Candidate systems are determined by spreading out from the source system and continuing until stopped by a system which is either blockaded or contians a colony or outpost of another empire without also containing a colony or outpost of the source empire. All planets in these systems which are not owned by another empire are candidates for migration.

Pull factors for each planet are calculated using the PushPullPlanet table. Distance to system is a negative number to make farther away planets less attractive. Distance is calculated in jumps only. A larger negative number would make farther planets even less attractive. The habitibility and gravity values are straightforward. The potential maximum population uses the capacity of the planet for the race moving without regard to any existing population. The Existing pop values are multiplied by the number of regions currently populated by the same species or race (same race will get both values). There is no value assigned to an unpopulated planet (there is a space in the table, but any value there is ignored).
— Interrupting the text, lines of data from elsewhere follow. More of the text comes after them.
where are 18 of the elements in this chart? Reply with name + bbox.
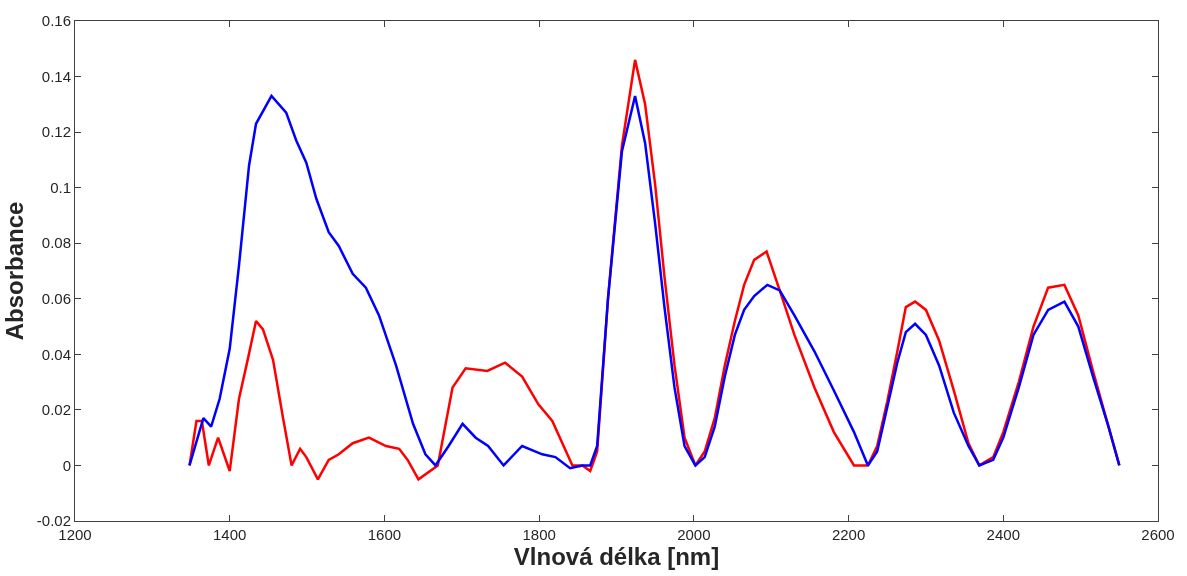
x-tick-label: 2200 [831,526,866,543]
x-tick-label: 1800 [522,526,556,543]
x-axis-title: Vlnová délka [nm] [513,543,720,570]
y-tick-label: 0.1 [50,178,71,196]
y-axis-title: Absorbance [0,201,28,341]
y-tick-label: 0.12 [41,123,71,141]
y-tick-label: 0.04 [41,345,71,363]
y-tick-label: 0.14 [41,67,71,85]
y-tick-label: 0 [62,456,71,474]
x-tick-label: 1400 [213,526,247,543]
y-tick-label: 0.08 [41,234,71,252]
y-tick-label: 0.06 [41,290,71,308]
x-tick-label: 2000 [677,526,711,543]
y-tick-label: 0.16 [41,12,71,30]
x-tick-label: 2400 [986,526,1020,543]
y-tick-label: 0.02 [41,401,71,419]
x-tick-label: 2600 [1141,526,1175,543]
x-tick-label: 1600 [367,526,402,543]
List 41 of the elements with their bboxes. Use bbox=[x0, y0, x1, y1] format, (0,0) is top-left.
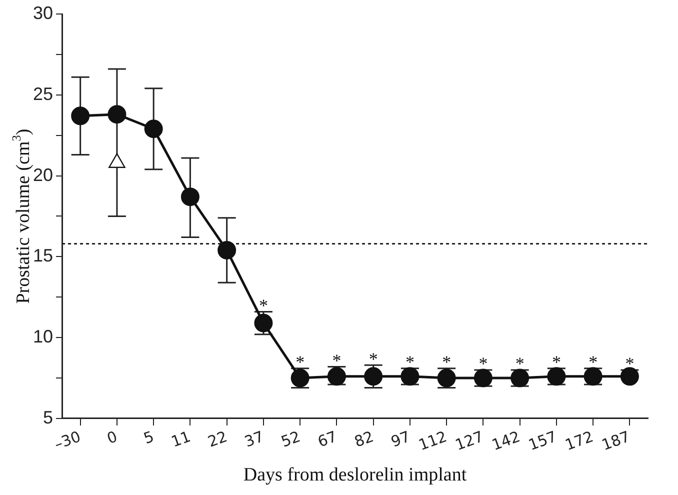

If the planet has a set migration flag, they get the larger bonus.

Planets whose pull factors are less than 20% of the highest value are discarded and the planet is chosen from the remainder, weighted by their pull factors. Then a region is selected using the region pull factors from the PushPullRegion table. Some of the vlaues in this table are planet-wide values, but are not used to pick the planet. The -999 for different race, starving, unrest and revolt are designed to prevent immigration. (Yes, if you change starvation to a positive number, migrants will prefer starving regions). The unemployment value is not used or checked. The same is true for the tax rate values. The Underemployment value is a multiplier for the number of available jobs in excess of population (rather than unemployment rate). The population numbers are as advertised (and once again overcrowded gets both penalties). Values for piracy and pollution are available in the spreadsheet, but both are set to 0 in the original values.
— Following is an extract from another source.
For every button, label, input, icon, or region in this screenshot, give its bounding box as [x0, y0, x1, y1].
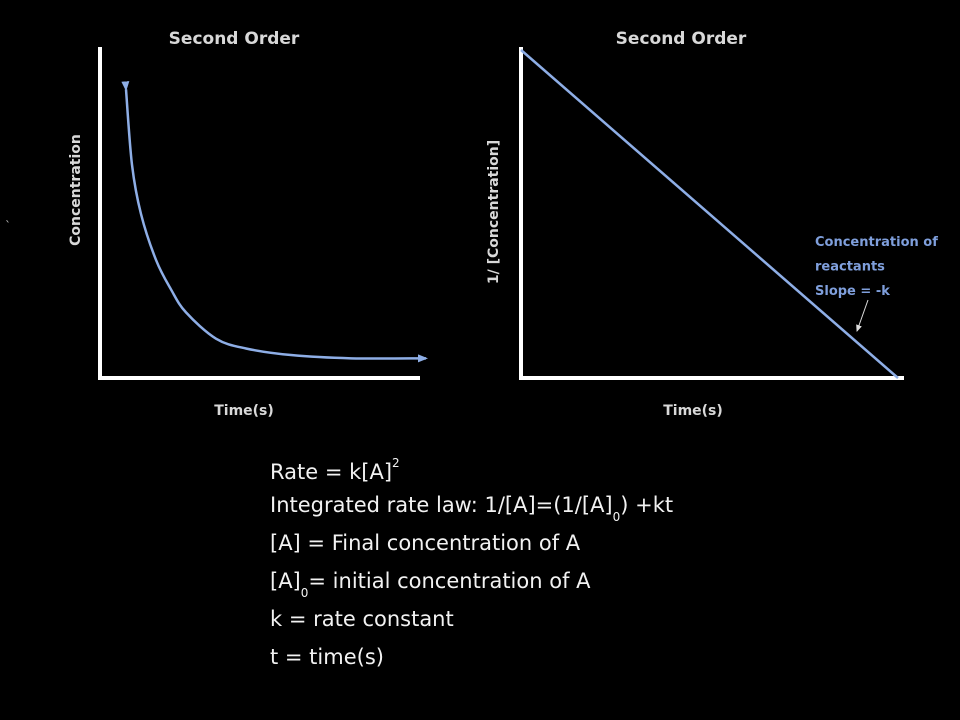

If no region has a positive pull factor, the migration is cancelled. If the region has already reached its immigration cap as defined in the immigration cap entries in the PopMisc table, that group does not move.

PopMisc has several values that are not used. The used values are the two values for PopDensity, which define the percentages used to consider a planet full (natural limit) and crowded. These values are used for both types of migration. The immigration cap values are used to limit the immigration to .05 population points (50) or 5X the natural growth (whichever is larger), using the original numbers.

EDIT: I meant to mention that these rules apply to ALL races at present, except the New Orions. It is possible that at some time in the future, the Harvesters will also have some modifications in the area of preferences for planets with same/different race........

The original design included many more push and pull factors, generating three different types of emigrants, those that prefered to stay on established planets, those that preferred unpopulated planets and systems, and those that wanted to leave the empire to join another empire (yes, the original design allowed migration to go across empire boundaries). There were multiple persecution policies (racial, religious and several levels of slavery) which were major factors in this calculation, along with many other policies, many of which could be set on a planet by planet basis.